So fühlt es sich an, als junge Frau zum ersten Mal ein Nudisten-Dorf zu besuchen

In Cap D'Agde, dem größten Naturisten-Resort der Welt, ließ ich alle Hüllen fallen, um vor Ort herauszufinden, ob Swinger und Nudisten nebeneinander bestehen können.
Zwei Naturalisten fahren Rad im Nudisten-Dorf Cap D'Agd
Alle Fotos von der Autorin

Es ist sechs Uhr morgens und ich fahre gleich hundert Kilometer durch Frankreich, um den Tag mit nackten Fremden zu verbringen. Ich lasse die Tür hinter mir zufallen und habe sogar auf mein Frühstückscroissant verzichtet, um hoffentlich noch vor dem Mittagessen in Cap D'Adge, dem größten Nudisten-Dorf der Welt, einzutreffen.
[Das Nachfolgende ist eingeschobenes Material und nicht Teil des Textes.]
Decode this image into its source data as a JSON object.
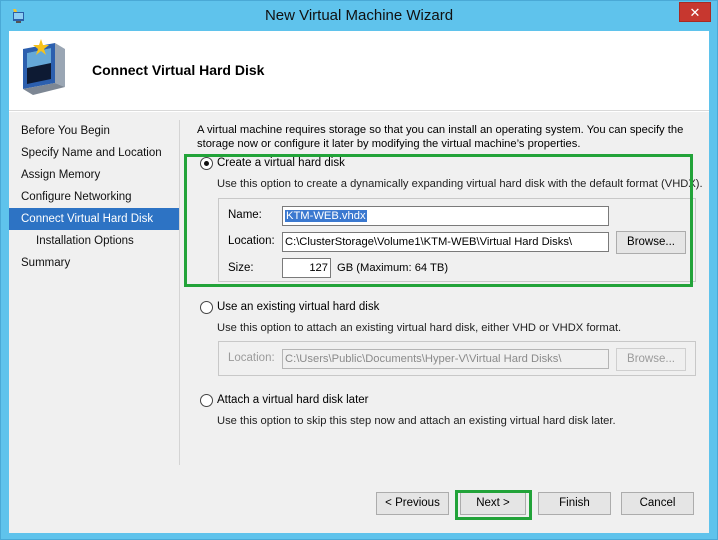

Zwar fasziniert mich das Thema Nudismus und das ganze Drumherum schon ein bisschen (Wo bewahren diese Leute zum Beispiel ihre Handys und Geldbeutel auf? Oder wie oft müssen Sitzpolster ausgewechselt werden?), aber deswegen verspüre ich trotzdem nicht wirklich den Drang, mich meiner Kleidung zu entledigen und mich unter nackte Touristen zu mischen. Ich tue das hier nur aus rein journalistischen Gründen.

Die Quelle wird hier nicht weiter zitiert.